Quick swapping of constant memory possible? Is it possible to declare an area of global memory as co


My application needs lots of constant memory, more than the available 64KB. Therefore I’d like to change the contents of the constant memory between kernel calls. This should happen as fast as possible and therefore want to avoid having to copy data back and forth between host and device. Is it possible to copy all the data - say 256KB - to global memory during startup so that I later declare one certain region of global memory as being my constant memory? Or is the only way to change constant memory between kernel calls by copying from host to device? (I’d rather not want to use texture memory for several reasons)
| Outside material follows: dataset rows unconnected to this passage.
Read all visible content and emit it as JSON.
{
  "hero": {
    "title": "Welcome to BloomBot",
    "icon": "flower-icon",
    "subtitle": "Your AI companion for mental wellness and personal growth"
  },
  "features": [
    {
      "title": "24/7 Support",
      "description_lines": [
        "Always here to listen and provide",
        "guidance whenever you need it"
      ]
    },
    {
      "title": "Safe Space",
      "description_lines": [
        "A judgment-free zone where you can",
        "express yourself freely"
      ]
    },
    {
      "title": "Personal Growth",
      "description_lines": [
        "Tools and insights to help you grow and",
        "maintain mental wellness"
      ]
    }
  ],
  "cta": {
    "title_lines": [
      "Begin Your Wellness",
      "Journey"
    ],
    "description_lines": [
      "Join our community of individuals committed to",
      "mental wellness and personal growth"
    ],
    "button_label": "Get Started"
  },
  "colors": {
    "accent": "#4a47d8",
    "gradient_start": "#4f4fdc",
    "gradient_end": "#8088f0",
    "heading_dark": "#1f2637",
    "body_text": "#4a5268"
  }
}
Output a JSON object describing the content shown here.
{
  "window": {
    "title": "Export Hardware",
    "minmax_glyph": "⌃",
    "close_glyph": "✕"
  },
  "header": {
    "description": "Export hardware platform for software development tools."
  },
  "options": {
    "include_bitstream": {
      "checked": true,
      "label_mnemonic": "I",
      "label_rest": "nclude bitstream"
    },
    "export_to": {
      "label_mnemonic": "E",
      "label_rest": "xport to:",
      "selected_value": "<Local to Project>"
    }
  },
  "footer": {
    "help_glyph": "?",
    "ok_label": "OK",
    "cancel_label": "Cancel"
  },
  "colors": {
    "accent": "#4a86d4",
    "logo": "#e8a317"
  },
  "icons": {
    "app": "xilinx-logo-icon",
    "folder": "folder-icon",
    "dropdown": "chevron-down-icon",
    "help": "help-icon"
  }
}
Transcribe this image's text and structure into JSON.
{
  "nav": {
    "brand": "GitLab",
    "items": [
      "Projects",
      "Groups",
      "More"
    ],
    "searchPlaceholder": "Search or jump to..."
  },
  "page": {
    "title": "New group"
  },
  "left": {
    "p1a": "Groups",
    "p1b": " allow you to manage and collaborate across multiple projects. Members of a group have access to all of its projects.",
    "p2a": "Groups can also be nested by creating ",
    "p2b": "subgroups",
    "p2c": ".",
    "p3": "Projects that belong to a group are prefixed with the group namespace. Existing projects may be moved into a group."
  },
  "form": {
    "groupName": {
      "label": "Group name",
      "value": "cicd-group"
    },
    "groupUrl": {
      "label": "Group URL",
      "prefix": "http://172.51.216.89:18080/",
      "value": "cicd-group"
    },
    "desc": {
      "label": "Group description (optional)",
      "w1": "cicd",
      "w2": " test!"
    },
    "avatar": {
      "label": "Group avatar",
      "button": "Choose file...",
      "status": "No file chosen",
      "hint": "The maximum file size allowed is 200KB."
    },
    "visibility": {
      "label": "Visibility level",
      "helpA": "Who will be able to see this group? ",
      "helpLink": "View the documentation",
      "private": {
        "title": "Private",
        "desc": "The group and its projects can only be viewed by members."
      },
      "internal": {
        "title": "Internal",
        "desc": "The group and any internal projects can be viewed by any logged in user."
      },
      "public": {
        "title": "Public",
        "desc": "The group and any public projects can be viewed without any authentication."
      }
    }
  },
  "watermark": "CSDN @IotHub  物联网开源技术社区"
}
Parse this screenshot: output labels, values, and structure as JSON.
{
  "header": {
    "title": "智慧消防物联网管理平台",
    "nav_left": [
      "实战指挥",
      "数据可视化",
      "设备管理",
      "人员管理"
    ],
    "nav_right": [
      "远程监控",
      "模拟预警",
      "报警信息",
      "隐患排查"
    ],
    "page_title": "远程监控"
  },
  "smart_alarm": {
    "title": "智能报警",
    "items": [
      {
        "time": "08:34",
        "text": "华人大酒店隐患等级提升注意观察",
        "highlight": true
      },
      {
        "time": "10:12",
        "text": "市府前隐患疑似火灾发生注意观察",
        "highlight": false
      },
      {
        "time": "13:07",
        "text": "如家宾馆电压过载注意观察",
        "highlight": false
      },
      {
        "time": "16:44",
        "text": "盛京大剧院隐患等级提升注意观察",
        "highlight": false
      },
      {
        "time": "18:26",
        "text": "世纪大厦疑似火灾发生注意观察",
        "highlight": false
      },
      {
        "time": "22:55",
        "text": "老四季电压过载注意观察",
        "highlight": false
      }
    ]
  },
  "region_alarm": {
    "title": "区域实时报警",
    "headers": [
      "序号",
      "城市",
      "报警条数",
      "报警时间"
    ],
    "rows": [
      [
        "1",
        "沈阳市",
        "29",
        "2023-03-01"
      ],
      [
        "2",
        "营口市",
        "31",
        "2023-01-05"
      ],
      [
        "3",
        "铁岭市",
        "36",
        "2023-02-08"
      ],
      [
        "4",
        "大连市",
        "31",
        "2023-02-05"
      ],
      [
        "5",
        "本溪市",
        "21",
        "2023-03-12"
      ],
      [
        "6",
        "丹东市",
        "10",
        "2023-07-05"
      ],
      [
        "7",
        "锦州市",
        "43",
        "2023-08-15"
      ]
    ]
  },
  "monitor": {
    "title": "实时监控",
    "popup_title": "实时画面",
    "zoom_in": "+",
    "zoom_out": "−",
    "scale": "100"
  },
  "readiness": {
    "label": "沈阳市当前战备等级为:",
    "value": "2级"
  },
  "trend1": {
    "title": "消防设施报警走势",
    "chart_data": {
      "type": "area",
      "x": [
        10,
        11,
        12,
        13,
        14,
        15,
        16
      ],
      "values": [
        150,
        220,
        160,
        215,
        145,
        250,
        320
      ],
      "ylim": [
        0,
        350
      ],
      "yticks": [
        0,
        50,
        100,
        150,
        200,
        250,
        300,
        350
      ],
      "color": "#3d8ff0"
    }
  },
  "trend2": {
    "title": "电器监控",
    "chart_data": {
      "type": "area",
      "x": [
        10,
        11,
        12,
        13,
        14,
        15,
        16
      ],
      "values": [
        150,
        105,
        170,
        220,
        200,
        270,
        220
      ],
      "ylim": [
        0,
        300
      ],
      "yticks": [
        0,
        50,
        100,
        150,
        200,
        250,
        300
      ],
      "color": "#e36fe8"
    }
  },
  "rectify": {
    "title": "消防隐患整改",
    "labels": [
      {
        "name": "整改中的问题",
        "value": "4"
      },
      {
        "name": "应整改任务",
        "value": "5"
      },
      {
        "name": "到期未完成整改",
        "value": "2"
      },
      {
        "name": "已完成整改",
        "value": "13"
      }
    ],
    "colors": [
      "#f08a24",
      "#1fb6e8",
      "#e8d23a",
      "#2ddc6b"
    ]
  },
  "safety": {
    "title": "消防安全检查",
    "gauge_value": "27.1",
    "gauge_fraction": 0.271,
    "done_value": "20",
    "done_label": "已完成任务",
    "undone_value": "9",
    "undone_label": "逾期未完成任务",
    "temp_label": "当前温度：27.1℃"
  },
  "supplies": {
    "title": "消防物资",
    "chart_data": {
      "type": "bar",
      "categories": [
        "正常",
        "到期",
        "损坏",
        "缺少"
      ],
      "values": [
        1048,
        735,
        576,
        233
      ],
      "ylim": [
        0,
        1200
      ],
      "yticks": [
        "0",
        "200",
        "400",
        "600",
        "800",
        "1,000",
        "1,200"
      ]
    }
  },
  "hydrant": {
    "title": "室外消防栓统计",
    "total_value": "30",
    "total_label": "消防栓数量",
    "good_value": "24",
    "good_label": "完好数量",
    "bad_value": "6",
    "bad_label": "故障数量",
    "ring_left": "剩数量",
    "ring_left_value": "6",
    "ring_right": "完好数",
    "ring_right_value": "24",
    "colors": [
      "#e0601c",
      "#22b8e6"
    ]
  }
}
You can use the cudaMemcpyToSymbol function with a cudaMemcpyDeviceToDevice argument. This should be fast, although I haven’t timed it. (Let me know if you do.)

Thanks for the hint. I did a little benchmark with both arguments. cudaMemcpyDeviceToDevice is indeed a lot faster, as to be expected. For the test I copied a random array of 64 KB for 10000 iterations. Here are my results on a GTX 280 on a Intel QuadCore Q9450 2.66GHz running Ubuntu 8.04:


Total time : 544.484009 msec

Average: 0.054448 msec for one copy

1147.875768 MB/sec

HOST TO DEVICE COPY (cudaMemcpyToSymbol)

Total time : 551.583008 msec

Average: 0.055158 msec for one copy

1133.102346 MB/sec

DEVICE TO DEVICE COPY (cudaMemcpyToSymbol)

Total time : 60.993999 msec

Average: 0.006099 msec for one copy

10246.909619 MB/sec

Conclusion: cudaMemcpyDeviceToDevice is more than 9 times faster.

As a reference, the Host to Device test from the SDK bandwidthTest takes reaches 1864.5 MB/s on my setup.